Aleo picked up a snapshot of Zele, wearing his trademark jaunty black beret. "It's sad," Aleo said. "I look over there, and he's not there any more."

Bill Spivey first met Zele in North Beach in the early 1960s. He knew him as a flamenco guitarist. They reconnected a decade ago in Noe Valley when Spivey saw him on the 24th Street bench.

"There was something about him that made people feel comfortable," said Spivey, who helped organize the Sept. 25 memorial service, held at the Noe Valley Ministry Presbyterian Church.

"We'd spend time talking about our adventures in the old days and how it was in the '60s," Spivey said.

The two went to lunch or dinner every week or so, he said. They were supposed to go to dinner on Aug. 31, but Zele said he was too tired. Spivey took him to the hospital two days later. Spivey wrongly assumed his friend would be out in a matter of days.

After Zele died, Spivey cleared out his room on Worth Street. He tracked down a cousin in South Carolina through an address on a letter found in the room.

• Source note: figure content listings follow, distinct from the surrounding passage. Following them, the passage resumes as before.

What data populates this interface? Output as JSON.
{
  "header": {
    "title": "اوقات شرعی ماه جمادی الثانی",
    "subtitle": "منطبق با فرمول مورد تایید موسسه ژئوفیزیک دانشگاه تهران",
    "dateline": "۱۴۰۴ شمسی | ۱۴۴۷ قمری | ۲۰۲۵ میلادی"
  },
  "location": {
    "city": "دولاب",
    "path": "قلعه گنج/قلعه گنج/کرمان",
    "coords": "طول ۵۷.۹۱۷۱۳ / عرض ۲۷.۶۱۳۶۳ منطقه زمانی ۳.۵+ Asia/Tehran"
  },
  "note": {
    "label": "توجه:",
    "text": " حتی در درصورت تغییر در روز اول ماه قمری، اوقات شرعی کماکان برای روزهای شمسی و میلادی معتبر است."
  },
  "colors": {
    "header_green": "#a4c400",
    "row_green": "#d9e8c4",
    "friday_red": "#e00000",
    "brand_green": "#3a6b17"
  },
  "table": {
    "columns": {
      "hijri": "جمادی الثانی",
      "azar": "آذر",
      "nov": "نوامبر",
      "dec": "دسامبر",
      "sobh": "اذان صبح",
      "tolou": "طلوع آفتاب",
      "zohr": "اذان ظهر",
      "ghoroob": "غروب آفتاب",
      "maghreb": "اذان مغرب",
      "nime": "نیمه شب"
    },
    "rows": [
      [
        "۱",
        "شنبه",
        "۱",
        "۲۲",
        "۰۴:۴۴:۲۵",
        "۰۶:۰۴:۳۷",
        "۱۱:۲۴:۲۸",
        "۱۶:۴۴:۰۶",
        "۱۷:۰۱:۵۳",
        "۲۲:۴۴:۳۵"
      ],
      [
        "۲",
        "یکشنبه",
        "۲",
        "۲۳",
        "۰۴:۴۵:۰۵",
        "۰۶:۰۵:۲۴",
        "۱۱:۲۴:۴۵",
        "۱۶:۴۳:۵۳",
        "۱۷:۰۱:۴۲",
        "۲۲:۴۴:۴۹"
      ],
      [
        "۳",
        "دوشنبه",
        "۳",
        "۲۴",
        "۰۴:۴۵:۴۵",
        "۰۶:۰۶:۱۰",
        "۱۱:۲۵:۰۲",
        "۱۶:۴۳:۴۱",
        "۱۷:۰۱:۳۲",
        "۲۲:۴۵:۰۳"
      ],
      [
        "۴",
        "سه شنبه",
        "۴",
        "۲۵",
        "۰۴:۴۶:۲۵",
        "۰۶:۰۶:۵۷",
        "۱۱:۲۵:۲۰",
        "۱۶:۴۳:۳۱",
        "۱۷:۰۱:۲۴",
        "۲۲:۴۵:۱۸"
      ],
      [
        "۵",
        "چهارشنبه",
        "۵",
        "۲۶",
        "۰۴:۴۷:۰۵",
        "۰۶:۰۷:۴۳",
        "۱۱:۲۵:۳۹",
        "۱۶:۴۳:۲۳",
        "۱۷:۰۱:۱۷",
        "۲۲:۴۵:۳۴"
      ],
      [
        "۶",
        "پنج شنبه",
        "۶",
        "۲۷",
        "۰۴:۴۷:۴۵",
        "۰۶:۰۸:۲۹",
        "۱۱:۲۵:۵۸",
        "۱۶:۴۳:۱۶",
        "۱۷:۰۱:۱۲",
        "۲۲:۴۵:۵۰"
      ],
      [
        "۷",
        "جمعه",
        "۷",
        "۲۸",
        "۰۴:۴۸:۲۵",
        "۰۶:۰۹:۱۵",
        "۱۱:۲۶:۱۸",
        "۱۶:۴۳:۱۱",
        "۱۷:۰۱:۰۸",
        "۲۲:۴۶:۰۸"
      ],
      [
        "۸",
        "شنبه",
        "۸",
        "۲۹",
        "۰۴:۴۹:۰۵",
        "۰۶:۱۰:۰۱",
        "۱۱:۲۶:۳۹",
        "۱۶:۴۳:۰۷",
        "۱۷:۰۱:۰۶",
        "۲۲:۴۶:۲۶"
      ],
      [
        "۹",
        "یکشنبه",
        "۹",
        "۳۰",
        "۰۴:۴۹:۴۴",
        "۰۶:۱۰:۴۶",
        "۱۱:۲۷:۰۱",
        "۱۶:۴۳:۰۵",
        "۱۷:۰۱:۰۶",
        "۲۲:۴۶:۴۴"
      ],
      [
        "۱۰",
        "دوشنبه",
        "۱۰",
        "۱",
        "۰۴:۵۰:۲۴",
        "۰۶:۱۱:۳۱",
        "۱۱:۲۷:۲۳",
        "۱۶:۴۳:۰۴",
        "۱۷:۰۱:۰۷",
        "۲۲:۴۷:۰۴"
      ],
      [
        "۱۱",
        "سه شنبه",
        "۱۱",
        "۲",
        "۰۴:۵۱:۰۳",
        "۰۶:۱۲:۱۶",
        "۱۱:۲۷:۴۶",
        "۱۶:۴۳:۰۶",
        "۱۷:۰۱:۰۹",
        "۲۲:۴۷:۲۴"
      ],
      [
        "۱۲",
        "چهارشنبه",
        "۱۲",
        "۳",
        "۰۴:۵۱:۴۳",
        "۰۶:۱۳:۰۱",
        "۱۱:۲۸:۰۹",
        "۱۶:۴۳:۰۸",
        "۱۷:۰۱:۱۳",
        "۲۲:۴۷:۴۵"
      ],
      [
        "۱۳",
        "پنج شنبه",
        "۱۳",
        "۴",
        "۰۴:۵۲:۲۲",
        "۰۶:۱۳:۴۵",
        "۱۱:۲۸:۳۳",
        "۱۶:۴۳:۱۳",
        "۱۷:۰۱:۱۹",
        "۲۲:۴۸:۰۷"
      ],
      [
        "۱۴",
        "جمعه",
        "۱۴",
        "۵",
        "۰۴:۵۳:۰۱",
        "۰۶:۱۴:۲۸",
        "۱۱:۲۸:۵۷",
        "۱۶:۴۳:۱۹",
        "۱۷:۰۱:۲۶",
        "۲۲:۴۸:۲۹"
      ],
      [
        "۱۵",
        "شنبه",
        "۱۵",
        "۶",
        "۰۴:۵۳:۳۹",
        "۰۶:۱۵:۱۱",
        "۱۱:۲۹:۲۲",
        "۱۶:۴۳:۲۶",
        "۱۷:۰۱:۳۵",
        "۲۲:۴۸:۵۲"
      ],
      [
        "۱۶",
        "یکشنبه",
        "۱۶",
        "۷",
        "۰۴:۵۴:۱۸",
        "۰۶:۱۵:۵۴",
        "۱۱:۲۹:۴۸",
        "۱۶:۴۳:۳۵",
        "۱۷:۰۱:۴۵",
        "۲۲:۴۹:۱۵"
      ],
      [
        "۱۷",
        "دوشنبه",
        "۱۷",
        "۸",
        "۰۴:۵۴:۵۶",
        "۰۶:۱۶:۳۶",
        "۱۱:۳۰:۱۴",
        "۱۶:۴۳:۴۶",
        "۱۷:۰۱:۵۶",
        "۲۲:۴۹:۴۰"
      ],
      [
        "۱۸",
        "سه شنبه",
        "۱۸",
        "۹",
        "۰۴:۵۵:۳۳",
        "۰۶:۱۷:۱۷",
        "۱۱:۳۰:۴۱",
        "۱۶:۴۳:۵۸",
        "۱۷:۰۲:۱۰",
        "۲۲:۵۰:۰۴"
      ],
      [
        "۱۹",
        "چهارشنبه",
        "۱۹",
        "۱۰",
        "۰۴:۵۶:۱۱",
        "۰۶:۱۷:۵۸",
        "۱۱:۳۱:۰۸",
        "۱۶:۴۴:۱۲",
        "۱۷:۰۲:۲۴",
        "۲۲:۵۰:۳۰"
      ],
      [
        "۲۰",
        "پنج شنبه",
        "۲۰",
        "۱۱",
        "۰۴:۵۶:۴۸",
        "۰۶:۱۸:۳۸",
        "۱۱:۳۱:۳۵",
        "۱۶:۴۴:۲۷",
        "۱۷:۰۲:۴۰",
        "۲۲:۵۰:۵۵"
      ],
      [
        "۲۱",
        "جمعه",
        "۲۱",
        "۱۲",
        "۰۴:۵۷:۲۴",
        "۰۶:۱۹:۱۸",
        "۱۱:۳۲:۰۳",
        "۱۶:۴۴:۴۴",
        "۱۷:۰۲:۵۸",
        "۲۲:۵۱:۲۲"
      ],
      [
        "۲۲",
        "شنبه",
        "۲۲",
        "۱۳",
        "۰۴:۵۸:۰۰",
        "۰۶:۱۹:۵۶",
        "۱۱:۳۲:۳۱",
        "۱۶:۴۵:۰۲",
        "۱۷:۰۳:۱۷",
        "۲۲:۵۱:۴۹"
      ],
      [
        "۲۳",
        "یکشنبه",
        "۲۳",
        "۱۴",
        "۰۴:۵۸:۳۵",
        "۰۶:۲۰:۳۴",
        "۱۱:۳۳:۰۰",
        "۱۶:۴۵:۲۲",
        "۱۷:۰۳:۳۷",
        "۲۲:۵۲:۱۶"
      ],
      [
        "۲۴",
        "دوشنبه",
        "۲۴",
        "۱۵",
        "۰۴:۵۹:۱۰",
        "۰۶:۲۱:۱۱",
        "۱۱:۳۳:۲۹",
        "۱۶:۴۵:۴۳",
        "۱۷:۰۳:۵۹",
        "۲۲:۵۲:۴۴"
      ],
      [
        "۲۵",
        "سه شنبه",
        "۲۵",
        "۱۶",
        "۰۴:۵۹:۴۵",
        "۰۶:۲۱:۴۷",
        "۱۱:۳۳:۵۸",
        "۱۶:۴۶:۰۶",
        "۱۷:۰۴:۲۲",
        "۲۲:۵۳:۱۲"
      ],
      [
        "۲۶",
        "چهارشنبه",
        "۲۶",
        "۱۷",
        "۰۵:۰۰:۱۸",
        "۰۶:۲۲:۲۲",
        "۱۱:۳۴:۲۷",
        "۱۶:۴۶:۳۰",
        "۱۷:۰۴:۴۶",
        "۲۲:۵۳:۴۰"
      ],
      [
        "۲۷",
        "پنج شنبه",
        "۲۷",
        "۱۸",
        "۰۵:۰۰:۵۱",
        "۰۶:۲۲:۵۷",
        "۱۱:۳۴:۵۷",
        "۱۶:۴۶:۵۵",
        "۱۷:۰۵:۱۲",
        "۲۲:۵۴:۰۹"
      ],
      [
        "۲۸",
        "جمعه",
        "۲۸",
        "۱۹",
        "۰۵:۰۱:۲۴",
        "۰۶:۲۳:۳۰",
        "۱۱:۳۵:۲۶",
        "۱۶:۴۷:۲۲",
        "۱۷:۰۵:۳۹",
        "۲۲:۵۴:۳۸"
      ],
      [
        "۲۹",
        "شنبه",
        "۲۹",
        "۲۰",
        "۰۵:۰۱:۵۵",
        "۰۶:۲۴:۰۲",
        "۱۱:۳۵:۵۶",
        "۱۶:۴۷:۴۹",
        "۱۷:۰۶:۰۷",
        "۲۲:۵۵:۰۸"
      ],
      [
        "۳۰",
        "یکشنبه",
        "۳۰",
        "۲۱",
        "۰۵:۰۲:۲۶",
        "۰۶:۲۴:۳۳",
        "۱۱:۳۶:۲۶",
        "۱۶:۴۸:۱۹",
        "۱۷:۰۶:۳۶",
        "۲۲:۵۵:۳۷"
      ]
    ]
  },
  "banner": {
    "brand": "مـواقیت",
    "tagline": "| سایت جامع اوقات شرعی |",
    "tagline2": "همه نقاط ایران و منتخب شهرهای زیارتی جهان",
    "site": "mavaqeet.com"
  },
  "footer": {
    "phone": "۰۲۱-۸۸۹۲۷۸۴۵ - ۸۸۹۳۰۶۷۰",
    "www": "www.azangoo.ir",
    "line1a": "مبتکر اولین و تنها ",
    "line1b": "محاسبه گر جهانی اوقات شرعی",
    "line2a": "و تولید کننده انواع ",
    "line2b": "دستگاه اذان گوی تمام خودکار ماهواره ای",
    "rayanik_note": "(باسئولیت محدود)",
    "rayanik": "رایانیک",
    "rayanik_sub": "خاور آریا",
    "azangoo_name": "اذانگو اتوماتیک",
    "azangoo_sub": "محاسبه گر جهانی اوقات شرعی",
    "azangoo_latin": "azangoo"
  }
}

He learned that the man who always called himself Jesse Zele had been born Jess Walton Ezelle III. He had two siblings. One died at 18 months of age, and the other reportedly was killed at age 20 in London. His parents are still alive and said to reside in a nursing home in South Carolina.

Not long before he went into the hospital, Zele gave Spivey's wife a cherished Tibetan necklace. He said he simply wanted her to have it.

"It was interesting because the day he died, this memorial just spontaneously went up on the bench," Spivey said. "Now, there's the bench with the cross. And there is this loose-knit group of people connected by Jesse."